LiveMint: Solar Tariffs in India Have Fallen by 73% Since 2010

Average solar tariffs in India have fallen by about 73% since 2010, almost in line with Chinese spot module prices, which have also fallen by about 80% in the same period, Mercom Capital Group said in a report on Friday.

Intense competition in reverse auctions for solar projects due to limited supply of projects has pushed companies to bid lower, sacrificing margins, in order to gain market share, the report said.

“Highly competitive reverse auctions, falling module and component prices, the introduction of solar parks, lower borrowing costs, and the entry of large power conglomerates with strong balance sheets and access to cheaper capital have all contributed to the dramatic fall in bids,” it said.

Reuters: Toshiba's Westinghouse May File Bankruptcy Tuesday

Westinghouse Electric, the U.S. nuclear unit of Japan's Toshiba, could file for bankruptcy protection as early as Tuesday and is seeking support from South Korea's Korea Electric Power, the Nikkei said on Monday.

A Chapter 11 filing could help Toshiba limit damage from losses at Westinghouse, the report by the Japanese business daily said, without citing sources for its information.

Sources told Reuters on Friday that Toshiba had told its main banks it planned to have Westinghouse file for bankruptcy on Friday, expanding charges related to the U.S. unit this business year to around 1 trillion yen ($9 billion) from its publicly flagged estimate of 712.5 billion yen.

Bloomberg: Trump Said to Issue Far-Reaching Reversal of Obama Climate Push

President Donald Trump is set to sign a sweeping executive order on Tuesday aimed at promoting domestic oil, coal and natural gas by reversing much of his predecessor’s efforts to address climate change.

The document lays out a broad blueprint for the Trump administration to dismantle the architecture that former President Barack Obama built to combat the phenomenon, according to details shared with Bloomberg News. Some of the changes would happen immediately, while others would take years to complete.

The order will compel federal agencies to quickly identify any actions that could burden the production or use of domestic energy resources, including nuclear power, and then work to suspend, revise or rescind the policies unless they are legally mandated, are necessary for the public interest or promote development.

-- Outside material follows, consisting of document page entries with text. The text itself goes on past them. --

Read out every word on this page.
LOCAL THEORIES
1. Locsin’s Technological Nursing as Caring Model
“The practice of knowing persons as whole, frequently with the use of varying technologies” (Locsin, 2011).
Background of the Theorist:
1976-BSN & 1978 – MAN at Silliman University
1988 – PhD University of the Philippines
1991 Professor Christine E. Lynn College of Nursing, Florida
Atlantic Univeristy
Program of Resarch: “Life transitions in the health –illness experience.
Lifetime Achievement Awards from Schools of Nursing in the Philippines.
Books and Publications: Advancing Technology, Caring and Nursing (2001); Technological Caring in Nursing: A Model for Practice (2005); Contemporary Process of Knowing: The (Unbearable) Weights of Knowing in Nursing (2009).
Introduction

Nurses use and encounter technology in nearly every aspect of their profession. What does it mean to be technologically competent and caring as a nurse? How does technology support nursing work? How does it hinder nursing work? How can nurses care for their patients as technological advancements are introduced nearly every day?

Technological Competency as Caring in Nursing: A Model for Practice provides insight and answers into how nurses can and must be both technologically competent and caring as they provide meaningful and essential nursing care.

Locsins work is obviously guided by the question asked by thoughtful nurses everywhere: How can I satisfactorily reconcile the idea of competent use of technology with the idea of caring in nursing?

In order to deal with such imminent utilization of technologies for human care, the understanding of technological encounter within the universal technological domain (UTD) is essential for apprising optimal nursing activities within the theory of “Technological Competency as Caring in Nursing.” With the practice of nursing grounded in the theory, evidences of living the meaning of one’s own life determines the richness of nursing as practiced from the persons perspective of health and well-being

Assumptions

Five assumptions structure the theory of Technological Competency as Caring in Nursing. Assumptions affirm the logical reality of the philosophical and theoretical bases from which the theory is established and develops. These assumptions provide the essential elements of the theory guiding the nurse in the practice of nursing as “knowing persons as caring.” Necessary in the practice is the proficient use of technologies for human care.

The Washington Post: The Mercers, Trump Mega-Donors, Back Group That Casts Doubt on Climate Science

The atmosphere was buoyant at a conference held by the conservative Heartland Institute last week at a downtown Washington hotel, where speakers denounced climate science as rigged and jubilantly touted deep cuts President Trump is seeking to make to the Environmental Protection Agency.

Front and center during the two-day gathering were New York hedge fund executive Robert Mercer and his daughter Rebekah Mercer, Republican mega-donors who with their former political adviser Stephen K. Bannon helped finance an alternative media ecosystem that amplified Trump’s populist themes during last year’s campaign.

The Mercers’ attendance at the two-day Heartland conference offered a telling sign of the low-profile family’s priorities: With Trump in office, the influential financiers appear intent on putting muscle behind the fight to roll back environmental regulations, a central focus of the new administration.

Guardian: Trump Presidency 'Opens Door' to Planet-Hacking Geoengineer Experiments

Harvard engineers who launched the world’s biggest solar geo-engineering research program may get a dangerous boost from Donald Trump, environmental organizations are warning.

Under the Trump administration, enthusiasm appears to be growing for the controversial technology of solar geo-engineering, which aims to spray sulphate particles into the atmosphere to reflect the sun’s radiation back to space and decrease the temperature of Earth.

Sometime in 2018, Harvard engineers David Keith and Frank Keutsch hope to test spraying from a high-altitude balloon over Arizona, in order to assess the risks and benefits of deployment on a larger scale.

Keith canceled a similar planned experiment in New Mexico in 2012, but announced he was ready for field testing at a geo-engineering forum in Washington on Friday.